Comme la plupart des demandeurs d’asile à Chypre, Fred est arrivé en avion. Il a pu voyager légalement dans la zone oc­cupée par la Turquie depuis 1974. Ensuite, des passeurs l’ont aidé à franchir la ligne de démarcation pour rejoindre la Chypre du Sud, seul État reconnu et membre de l’UE. «On s’est fait avoir», reconnaît Jean-Mar*, lui aussi originaire de RDC. Comme la plupart des exilés, ce sexagé­naire explique avoir obtenu un visa «très facilement» en s’inscrivant dans une uni­versité chypriote turque. «J’ai payé mes frais de scolarité et c’était bon!» raconte ce pasteur. Ce business du visa étudiant, délivré par les autorités du Nord, cristal­lise les tensions entre les deux Chypre. Le gouvernement du Sud accuse la Turquie d’instrumentaliser les migrants dans le conflit latent qui les oppose.

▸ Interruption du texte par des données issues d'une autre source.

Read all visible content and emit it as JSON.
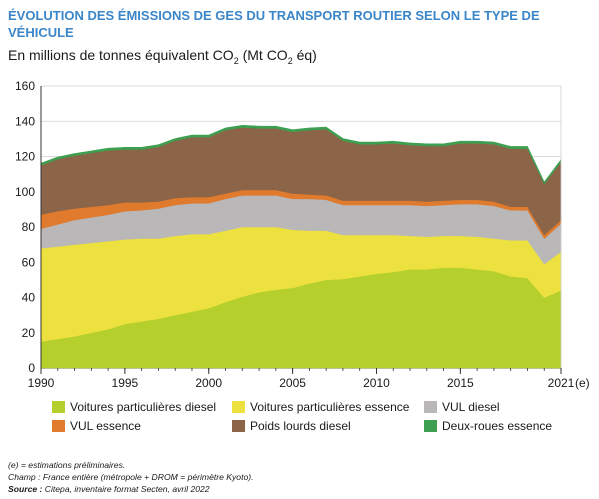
{
  "title": "ÉVOLUTION DES ÉMISSIONS DE GES DU TRANSPORT ROUTIER SELON LE TYPE DE VÉHICULE",
  "subtitle": {
    "prefix": "En millions de tonnes équivalent CO",
    "sub1": "2",
    "middle": " (Mt CO",
    "sub2": "2",
    "suffix": " éq)"
  },
  "notes": {
    "line1": "(e) = estimations préliminaires.",
    "line2": "Champ : France entière (métropole + DROM = périmètre Kyoto).",
    "source_label": "Source :",
    "source_text": " Citepa, inventaire format Secten, avril 2022"
  },
  "chart_data": {
    "type": "area",
    "stacked": true,
    "x": [
      1990,
      1991,
      1992,
      1993,
      1994,
      1995,
      1996,
      1997,
      1998,
      1999,
      2000,
      2001,
      2002,
      2003,
      2004,
      2005,
      2006,
      2007,
      2008,
      2009,
      2010,
      2011,
      2012,
      2013,
      2014,
      2015,
      2016,
      2017,
      2018,
      2019,
      2020,
      2021
    ],
    "x_tick_labels": [
      "1990",
      "1995",
      "2000",
      "2005",
      "2010",
      "2015",
      "2021"
    ],
    "x_tick_values": [
      1990,
      1995,
      2000,
      2005,
      2010,
      2015,
      2021
    ],
    "x_suffix_label": "(e)",
    "y_ticks": [
      0,
      20,
      40,
      60,
      80,
      100,
      120,
      140,
      160
    ],
    "ylim": [
      0,
      160
    ],
    "grid": true,
    "legend_position": "bottom",
    "series": [
      {
        "name": "Voitures particulières diesel",
        "color": "#b5cf2c",
        "values": [
          15,
          16.5,
          18,
          20,
          22,
          25,
          26.5,
          28,
          30,
          32,
          34,
          37.5,
          40.5,
          43,
          44.5,
          45.5,
          48,
          50,
          50.5,
          52,
          53.5,
          54.5,
          56,
          56,
          57,
          57,
          56,
          55,
          52,
          51,
          40,
          44
        ]
      },
      {
        "name": "Voitures particulières essence",
        "color": "#ece13f",
        "values": [
          53,
          52.5,
          52,
          51,
          50,
          48,
          47,
          45.5,
          45,
          44,
          42,
          40.5,
          39.5,
          37,
          35.5,
          33,
          30,
          28,
          25,
          23.5,
          22,
          21,
          19,
          18.5,
          18,
          18,
          18.5,
          18.5,
          20.5,
          21.5,
          19,
          22
        ]
      },
      {
        "name": "VUL diesel",
        "color": "#b9b7b8",
        "values": [
          11,
          12.5,
          14,
          14.5,
          15,
          16,
          16,
          17,
          17.5,
          17.5,
          17.5,
          18,
          18,
          18,
          18,
          17.5,
          18,
          17.5,
          17,
          17,
          17,
          17,
          17.5,
          17.5,
          17.5,
          18,
          18.5,
          18.5,
          17,
          17,
          14.5,
          16
        ]
      },
      {
        "name": "VUL essence",
        "color": "#e07a2c",
        "values": [
          8,
          7.5,
          6.5,
          6,
          5.5,
          5,
          4.5,
          4,
          4,
          3.5,
          3.5,
          3,
          3,
          3,
          3,
          3,
          2.5,
          2.5,
          2.5,
          2.5,
          2.5,
          2.5,
          2.5,
          2.5,
          2.5,
          2.5,
          2.5,
          2.5,
          2,
          2,
          2,
          2
        ]
      },
      {
        "name": "Poids lourds diesel",
        "color": "#8c6448",
        "values": [
          28,
          29.5,
          30,
          30.5,
          31,
          30,
          30,
          31,
          32.5,
          34,
          34,
          36,
          35.5,
          35,
          35,
          35,
          36.5,
          37.5,
          34,
          32,
          32,
          32.5,
          31.5,
          31.5,
          31,
          32,
          32,
          32.5,
          33,
          33,
          29,
          33
        ]
      },
      {
        "name": "Deux-roues essence",
        "color": "#3d9f4f",
        "values": [
          1.2,
          1.2,
          1.2,
          1.2,
          1.2,
          1.2,
          1.2,
          1.2,
          1.2,
          1.2,
          1.2,
          1.2,
          1.2,
          1.2,
          1.2,
          1.2,
          1.2,
          1.2,
          1.2,
          1.2,
          1.2,
          1.2,
          1.2,
          1.2,
          1.2,
          1.2,
          1.2,
          1.2,
          1.2,
          1.2,
          1,
          1.2
        ]
      }
    ]
  }
}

Malgré les conditions d’accueil in­dignes, Jean-Mar ne regrette pas son départ. «Au pays, je serais mort», as­sure ce pasteur contraint à l’exil «à la suite d’un prêche contre les politiciens corrompus». Le Congolais cultive tou­jours l’espoir de rejoindre son frère à Bruxelles et de «continuer à répandre la parole du Seigneur».